The findings are also pertinent in a pandemic setting, where women have suffered disproportionate job and income losses. This is due to a number of reasons — lack of flexible work, increased caregiving responsibilities, and fewer employment opportunities. According to the International Labor Organization, fewer women will regain employment than men during the pandemic recovery phase as well. It then becomes a critical ask to look at women’s priorities at work.

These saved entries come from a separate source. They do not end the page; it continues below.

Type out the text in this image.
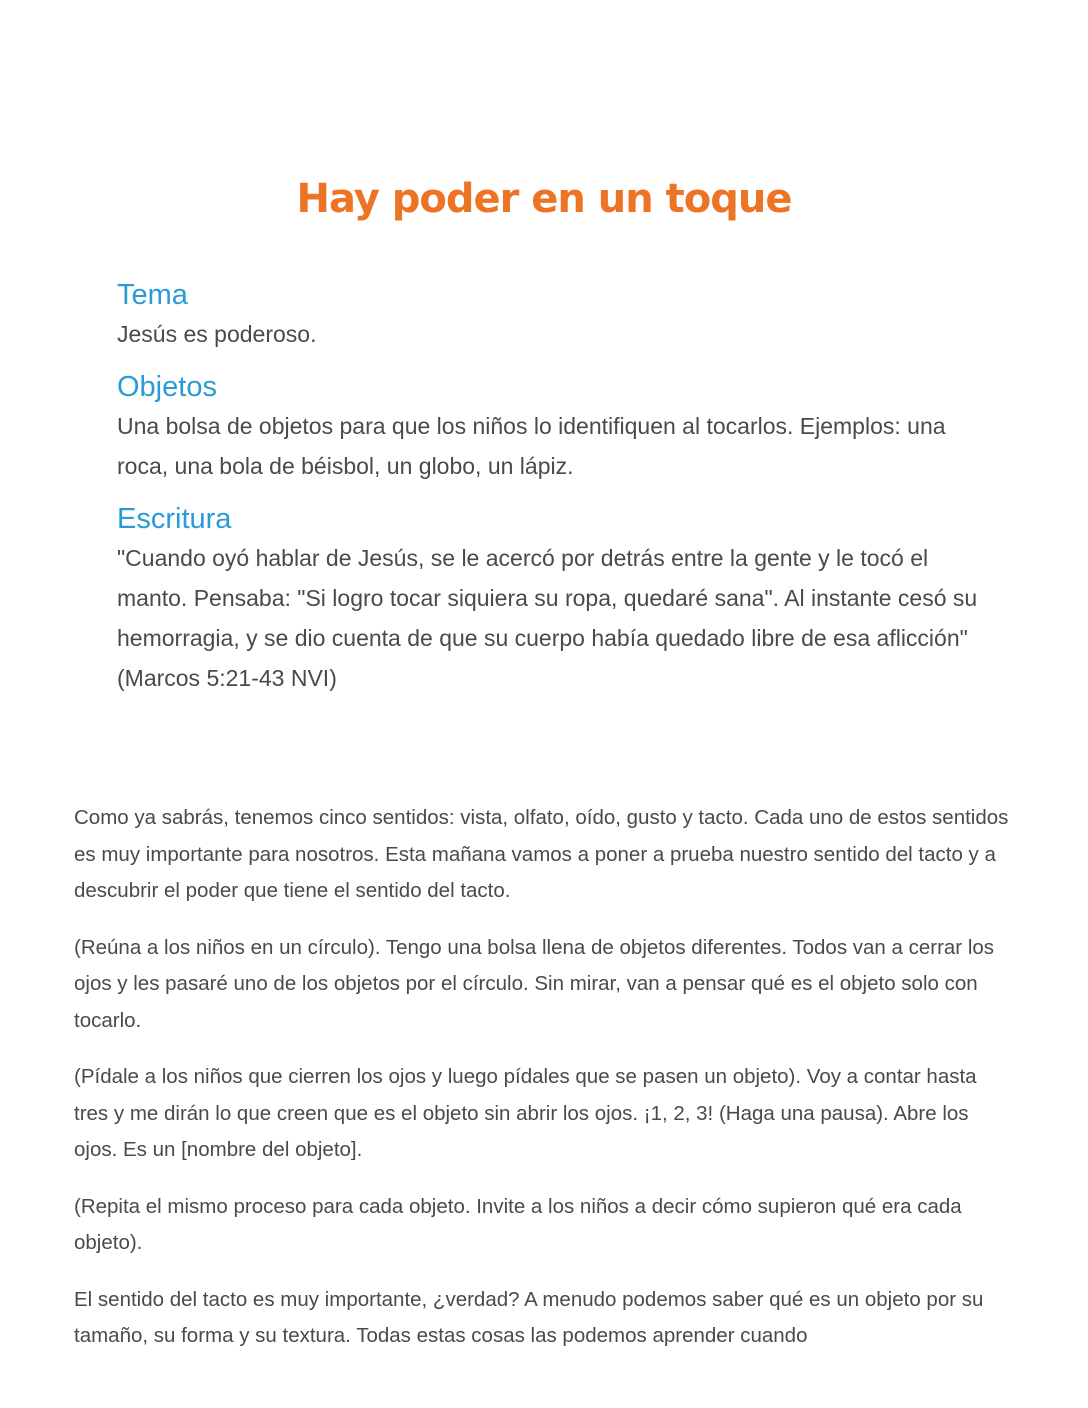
Hay poder en un toque
Tema

Jesús es poderoso.

Objetos

Una bolsa de objetos para que los niños lo identifiquen al tocarlos. Ejemplos: una roca, una bola de béisbol, un globo, un lápiz.

Escritura

"Cuando oyó hablar de Jesús, se le acercó por detrás entre la gente y le tocó el manto. Pensaba: "Si logro tocar siquiera su ropa, quedaré sana". Al instante cesó su hemorragia, y se dio cuenta de que su cuerpo había quedado libre de esa aflicción" (Marcos 5:21-43 NVI)

Como ya sabrás, tenemos cinco sentidos: vista, olfato, oído, gusto y tacto. Cada uno de estos sentidos es muy importante para nosotros. Esta mañana vamos a poner a prueba nuestro sentido del tacto y a descubrir el poder que tiene el sentido del tacto.

(Reúna a los niños en un círculo). Tengo una bolsa llena de objetos diferentes. Todos van a cerrar los ojos y les pasaré uno de los objetos por el círculo. Sin mirar, van a pensar qué es el objeto solo con tocarlo.

(Pídale a los niños que cierren los ojos y luego pídales que se pasen un objeto). Voy a contar hasta tres y me dirán lo que creen que es el objeto sin abrir los ojos. ¡1, 2, 3! (Haga una pausa). Abre los ojos. Es un [nombre del objeto].

(Repita el mismo proceso para cada objeto. Invite a los niños a decir cómo supieron qué era cada objeto).

El sentido del tacto es muy importante, ¿verdad? A menudo podemos saber qué es un objeto por su tamaño, su forma y su textura. Todas estas cosas las podemos aprender cuando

Samantha Ritter, a 33-year-old new mother, finds herself resonating with this idea. “It’s just the acknowledgment that I can come first and my job doesn’t. I didn’t know how much I needed that,” she said.
Something like a work-life balance, for instance, evidently impacts women more. According to a 2016 report, women were found to be doing 50% more unpaid work at home than men — this number could be much higher in relatively more conservative societies like India. Moreover, “working women also report higher on-the-job burnout than working men do, and the gender gap in burnout has only widened during the pandemic,” the company noted.
Buzzwords like flexibility don’t cut it anymore; companies will have to be more deliberate and measured in their approach to integrating women into the workforce. Better pay is just one of the fundamental ask.